Her eyes darted from the dybbuk back to me. “We have to bind that thing inside the cabinet and burn it.”

“How?”

Alara blinked hard. “A binding symbol.”

“Like the one from your journal?” I remembered it perfectly.

She nodded. “The Wall is the easiest. But I can’t draw it without my journal, and it won’t bind that thing unless the symbol looks exactly the same.”

Boxes crashed to the floor as Lukas dropped onto the concrete not far from where his brother’s body lay, crumpled unconscious. Lukas struggled to sit up, but he looked unsteady.

“Screw you.” Priest thrashed wildly, still pinned halfway up the wall.

The dybbuk threw its pale head back and demonic laughter filled the air like a thousand pins pricking my skin.

“I can do it,” I said automatically. “I remember what it looks like.”

Alara shook her head. “If you make a mistake—”

The symbol formed in my mind as clearly as if I was still staring at the page. “I have a photographic memory. I won’t make a mistake.”

“You’re serious?”

I nodded. “Completely.”

Alara slid the black marker out of her tool belt and handed it to me. “I’m going to distract it, but you’ll have to work fast. Then I’ll find a way to lure it into the box.”
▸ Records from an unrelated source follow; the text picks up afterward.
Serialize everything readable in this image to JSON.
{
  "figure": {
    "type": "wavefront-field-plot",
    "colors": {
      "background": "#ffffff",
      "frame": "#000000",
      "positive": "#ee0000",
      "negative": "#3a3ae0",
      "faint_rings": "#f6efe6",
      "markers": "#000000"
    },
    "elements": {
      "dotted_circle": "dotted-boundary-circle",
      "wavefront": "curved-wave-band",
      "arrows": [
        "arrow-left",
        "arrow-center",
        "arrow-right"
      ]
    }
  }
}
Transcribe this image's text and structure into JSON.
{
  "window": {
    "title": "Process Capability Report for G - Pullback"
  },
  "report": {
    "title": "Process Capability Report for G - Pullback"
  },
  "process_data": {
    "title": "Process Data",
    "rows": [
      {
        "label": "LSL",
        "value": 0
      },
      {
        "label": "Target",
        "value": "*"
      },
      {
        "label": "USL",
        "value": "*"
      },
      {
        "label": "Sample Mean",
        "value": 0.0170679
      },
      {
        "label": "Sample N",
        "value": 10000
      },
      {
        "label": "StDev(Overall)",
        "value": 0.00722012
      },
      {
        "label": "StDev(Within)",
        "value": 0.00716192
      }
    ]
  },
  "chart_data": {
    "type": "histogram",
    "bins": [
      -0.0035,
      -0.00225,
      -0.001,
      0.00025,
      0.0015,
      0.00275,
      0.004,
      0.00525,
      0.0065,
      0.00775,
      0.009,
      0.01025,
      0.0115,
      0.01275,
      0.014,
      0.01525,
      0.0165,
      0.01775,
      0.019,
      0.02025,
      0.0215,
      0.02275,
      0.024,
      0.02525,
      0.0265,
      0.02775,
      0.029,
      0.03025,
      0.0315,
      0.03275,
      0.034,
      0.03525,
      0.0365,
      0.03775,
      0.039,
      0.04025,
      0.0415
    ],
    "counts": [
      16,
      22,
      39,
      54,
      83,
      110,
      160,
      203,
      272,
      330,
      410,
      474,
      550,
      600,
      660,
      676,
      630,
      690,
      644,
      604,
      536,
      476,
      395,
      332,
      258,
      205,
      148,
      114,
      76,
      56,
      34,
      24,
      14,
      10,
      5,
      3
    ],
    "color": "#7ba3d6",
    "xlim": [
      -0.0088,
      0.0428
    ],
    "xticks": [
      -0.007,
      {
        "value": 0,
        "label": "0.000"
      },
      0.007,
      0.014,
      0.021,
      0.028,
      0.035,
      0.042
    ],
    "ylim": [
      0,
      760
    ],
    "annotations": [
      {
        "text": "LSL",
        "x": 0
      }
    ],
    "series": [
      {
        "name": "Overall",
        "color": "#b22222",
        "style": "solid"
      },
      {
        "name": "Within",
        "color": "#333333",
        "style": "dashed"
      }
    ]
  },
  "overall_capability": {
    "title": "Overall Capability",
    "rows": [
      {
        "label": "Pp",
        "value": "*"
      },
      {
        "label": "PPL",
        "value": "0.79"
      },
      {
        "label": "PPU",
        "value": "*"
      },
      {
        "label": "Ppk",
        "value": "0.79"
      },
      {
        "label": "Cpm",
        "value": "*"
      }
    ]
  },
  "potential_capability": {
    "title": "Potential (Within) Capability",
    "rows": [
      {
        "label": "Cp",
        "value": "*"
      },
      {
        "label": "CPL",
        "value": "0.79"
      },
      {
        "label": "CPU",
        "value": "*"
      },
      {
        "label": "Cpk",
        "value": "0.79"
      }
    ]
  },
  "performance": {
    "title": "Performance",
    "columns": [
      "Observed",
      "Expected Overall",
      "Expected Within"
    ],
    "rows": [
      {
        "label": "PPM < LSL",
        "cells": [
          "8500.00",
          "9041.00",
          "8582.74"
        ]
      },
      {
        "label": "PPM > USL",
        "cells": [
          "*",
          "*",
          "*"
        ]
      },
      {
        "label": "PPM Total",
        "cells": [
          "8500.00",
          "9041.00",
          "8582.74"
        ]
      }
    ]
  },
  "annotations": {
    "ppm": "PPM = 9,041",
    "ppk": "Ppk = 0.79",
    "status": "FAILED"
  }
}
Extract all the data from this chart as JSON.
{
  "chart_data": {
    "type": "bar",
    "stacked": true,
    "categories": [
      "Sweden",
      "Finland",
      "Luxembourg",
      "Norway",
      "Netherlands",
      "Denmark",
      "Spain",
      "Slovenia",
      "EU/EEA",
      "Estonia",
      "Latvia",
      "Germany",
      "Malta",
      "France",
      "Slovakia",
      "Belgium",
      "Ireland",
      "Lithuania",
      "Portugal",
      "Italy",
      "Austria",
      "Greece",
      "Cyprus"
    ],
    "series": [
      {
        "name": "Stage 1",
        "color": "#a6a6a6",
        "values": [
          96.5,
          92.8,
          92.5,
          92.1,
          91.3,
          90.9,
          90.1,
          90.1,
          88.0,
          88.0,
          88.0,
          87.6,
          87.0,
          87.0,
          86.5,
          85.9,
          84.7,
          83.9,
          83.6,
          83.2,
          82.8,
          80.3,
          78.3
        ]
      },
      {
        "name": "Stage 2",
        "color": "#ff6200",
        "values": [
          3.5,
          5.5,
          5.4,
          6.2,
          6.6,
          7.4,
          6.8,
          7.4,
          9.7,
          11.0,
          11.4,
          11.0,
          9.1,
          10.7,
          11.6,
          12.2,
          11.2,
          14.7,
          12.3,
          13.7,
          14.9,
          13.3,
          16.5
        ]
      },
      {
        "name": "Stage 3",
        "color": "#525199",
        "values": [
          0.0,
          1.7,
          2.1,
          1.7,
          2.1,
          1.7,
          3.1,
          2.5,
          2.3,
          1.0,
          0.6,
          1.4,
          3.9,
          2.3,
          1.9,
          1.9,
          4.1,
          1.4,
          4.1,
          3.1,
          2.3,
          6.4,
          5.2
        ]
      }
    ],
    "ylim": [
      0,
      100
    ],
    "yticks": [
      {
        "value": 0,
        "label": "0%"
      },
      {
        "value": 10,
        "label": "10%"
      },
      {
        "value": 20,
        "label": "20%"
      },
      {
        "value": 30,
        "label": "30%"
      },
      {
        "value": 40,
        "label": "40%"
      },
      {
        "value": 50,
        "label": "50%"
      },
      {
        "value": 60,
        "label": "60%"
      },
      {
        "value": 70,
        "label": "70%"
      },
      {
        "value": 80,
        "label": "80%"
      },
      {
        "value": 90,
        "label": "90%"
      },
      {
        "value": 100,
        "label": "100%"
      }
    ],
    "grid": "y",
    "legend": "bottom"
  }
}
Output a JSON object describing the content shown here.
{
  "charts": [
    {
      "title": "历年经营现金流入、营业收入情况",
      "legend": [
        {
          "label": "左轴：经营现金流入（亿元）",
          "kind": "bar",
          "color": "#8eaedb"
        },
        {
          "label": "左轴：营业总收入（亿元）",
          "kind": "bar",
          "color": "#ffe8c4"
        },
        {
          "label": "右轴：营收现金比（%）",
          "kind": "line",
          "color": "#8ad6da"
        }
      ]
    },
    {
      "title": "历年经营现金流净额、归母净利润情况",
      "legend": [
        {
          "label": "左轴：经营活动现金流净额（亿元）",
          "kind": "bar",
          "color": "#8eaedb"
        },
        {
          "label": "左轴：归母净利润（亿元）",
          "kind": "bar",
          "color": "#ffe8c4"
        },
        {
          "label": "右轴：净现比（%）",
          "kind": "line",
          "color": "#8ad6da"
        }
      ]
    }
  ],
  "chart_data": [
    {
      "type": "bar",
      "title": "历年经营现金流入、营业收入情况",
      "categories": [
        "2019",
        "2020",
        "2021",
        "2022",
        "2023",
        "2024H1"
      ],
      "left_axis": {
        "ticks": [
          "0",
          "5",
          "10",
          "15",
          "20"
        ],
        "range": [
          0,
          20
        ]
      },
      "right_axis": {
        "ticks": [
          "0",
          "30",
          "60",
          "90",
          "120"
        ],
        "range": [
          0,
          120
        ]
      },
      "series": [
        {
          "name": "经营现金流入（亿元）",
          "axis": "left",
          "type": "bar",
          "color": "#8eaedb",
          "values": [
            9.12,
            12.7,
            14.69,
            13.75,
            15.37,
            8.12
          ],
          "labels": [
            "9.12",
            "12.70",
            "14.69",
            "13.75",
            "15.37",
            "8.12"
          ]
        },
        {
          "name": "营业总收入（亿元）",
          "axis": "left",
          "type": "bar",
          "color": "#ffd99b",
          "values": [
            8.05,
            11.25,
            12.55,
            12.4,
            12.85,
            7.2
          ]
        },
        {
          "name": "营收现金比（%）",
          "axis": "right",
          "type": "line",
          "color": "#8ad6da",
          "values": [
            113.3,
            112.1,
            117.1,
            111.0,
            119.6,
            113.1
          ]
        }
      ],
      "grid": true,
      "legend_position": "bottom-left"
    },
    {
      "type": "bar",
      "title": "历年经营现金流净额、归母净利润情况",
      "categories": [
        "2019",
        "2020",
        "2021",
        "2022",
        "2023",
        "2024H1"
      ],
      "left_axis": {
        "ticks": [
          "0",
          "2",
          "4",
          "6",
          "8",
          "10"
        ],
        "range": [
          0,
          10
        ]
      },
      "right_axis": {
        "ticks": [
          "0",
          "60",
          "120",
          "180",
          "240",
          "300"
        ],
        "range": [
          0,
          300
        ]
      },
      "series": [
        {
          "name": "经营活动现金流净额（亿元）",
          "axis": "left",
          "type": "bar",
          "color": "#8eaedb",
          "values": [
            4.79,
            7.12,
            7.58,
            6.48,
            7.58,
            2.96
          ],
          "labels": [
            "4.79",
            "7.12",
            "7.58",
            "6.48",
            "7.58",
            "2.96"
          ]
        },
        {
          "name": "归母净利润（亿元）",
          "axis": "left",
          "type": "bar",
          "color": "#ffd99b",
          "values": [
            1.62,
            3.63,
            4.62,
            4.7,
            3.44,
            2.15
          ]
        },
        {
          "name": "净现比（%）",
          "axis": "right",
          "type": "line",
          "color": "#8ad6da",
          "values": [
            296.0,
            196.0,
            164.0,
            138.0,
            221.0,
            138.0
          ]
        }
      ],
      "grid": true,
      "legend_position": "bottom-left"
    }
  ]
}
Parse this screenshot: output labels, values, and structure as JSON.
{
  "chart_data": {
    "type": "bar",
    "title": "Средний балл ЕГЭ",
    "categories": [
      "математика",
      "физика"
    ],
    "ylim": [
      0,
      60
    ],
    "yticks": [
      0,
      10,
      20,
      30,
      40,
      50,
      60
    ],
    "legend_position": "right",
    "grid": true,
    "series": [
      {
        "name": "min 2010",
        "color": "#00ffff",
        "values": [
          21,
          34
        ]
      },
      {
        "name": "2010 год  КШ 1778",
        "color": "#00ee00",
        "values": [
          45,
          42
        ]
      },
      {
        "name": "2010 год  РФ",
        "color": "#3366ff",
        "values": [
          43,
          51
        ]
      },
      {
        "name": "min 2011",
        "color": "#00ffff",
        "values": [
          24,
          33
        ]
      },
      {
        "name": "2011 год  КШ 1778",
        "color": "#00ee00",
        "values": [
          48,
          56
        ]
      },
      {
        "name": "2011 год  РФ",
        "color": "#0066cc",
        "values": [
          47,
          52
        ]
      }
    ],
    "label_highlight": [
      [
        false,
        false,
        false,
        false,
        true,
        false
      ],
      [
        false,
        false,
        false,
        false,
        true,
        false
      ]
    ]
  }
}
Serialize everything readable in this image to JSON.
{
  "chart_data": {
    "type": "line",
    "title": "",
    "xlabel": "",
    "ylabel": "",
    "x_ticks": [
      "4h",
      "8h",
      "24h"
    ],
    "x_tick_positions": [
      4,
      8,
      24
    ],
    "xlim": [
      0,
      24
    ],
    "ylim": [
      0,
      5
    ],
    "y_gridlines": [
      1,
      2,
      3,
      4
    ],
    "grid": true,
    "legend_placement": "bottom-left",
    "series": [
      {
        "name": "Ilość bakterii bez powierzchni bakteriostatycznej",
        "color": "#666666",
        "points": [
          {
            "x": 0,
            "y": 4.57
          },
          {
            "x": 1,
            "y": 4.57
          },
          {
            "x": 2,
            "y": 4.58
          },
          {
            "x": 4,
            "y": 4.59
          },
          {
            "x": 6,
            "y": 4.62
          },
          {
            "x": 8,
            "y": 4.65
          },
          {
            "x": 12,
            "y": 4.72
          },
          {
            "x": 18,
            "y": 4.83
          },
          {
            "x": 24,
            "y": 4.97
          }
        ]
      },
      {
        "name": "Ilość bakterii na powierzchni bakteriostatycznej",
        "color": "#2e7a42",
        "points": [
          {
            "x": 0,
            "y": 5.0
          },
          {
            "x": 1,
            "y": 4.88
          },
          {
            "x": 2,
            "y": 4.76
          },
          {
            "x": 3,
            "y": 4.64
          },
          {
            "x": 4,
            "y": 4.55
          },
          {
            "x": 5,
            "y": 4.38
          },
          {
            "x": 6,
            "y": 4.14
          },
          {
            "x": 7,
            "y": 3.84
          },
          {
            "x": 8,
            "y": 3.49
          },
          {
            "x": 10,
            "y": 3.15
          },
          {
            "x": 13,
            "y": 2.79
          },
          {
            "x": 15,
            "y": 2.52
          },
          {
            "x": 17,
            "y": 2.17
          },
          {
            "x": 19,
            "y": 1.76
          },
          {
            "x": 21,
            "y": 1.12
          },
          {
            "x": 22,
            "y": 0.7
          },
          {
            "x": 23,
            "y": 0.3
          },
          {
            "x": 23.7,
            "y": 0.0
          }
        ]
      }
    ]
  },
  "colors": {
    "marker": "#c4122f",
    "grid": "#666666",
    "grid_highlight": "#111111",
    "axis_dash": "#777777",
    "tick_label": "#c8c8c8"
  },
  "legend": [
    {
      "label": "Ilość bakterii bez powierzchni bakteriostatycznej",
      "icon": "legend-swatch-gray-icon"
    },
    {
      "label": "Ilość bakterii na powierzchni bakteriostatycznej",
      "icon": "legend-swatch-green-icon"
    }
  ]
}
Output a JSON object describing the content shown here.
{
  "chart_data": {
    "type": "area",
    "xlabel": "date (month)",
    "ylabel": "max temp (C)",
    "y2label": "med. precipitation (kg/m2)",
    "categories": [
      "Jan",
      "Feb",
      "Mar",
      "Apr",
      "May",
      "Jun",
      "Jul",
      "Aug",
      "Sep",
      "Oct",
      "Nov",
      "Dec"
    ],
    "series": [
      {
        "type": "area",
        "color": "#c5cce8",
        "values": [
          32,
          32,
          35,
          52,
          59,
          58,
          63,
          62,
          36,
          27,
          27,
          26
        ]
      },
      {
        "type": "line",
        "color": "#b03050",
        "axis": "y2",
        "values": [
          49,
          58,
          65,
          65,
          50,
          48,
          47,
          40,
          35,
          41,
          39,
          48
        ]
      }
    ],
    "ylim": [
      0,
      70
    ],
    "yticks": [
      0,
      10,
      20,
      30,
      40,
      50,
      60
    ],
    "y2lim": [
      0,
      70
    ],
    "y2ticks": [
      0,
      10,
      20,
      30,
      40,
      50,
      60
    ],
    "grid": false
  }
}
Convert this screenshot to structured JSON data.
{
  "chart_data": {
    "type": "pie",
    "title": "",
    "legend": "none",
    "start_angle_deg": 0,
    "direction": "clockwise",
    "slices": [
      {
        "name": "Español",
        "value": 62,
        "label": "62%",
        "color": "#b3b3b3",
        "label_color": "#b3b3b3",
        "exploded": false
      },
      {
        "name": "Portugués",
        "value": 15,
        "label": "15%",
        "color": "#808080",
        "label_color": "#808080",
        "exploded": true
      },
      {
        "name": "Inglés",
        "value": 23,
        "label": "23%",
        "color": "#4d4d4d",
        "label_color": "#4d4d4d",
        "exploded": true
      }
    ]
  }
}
The dybbuk stepped in front of the wall where Priest was pinned. It let Priest fall and jerked his body back and forth across the floor like a rag doll without so much as a touch.

I ran for the cabinet.

I stepped inside and my eyes burned from the stench of ammonia. The snake’s open mouth was only inches away from me, shards of mirror forming perfect fangs. And something else—two round pieces of green glass edged in silver stared back from the centers of its eyes.

Tiny splinters pushed their way underneath my nails as I worked one free. In the dim light, it looked exactly like the disk from inside the doll. Unfortunately, so did the other one. I slipped them both in my pocket and glanced behind me.

Alara opened the plastic bottle of holy water holstered on her

belt, and dumped it over her head.

This was her plan?

I closed the cabinet door, pitching myself into darkness. Within seconds, panic set in and it felt like I was five years old again, hiding in the tiny crawl space in my mother’s closet. Waiting for her to come back.

I can’t stay in here.

My pulse thundered in my ears, but another sound was louder—a crash.

Was it Priest this time? Or Lukas or Alara? I pictured Jared lying on the floor, and my heart ached. What if he needed a doctor?

What if…

A tiny crack between the hinges threw a slice of light across my boots, but there wasn’t enough room for me to bend down and draw the symbol on the floor. I was going to have to do it on the ceiling, which meant sketching blind.

How would I know if I made a mistake?

“Priest? Lukas? You okay?” Alara shouted, her voice muffled by the layer of wood between us.

“Yeah.”

“Get Jared out of here,” she said.

“We’re not leaving you guys.” Lukas sounded as determined as she did.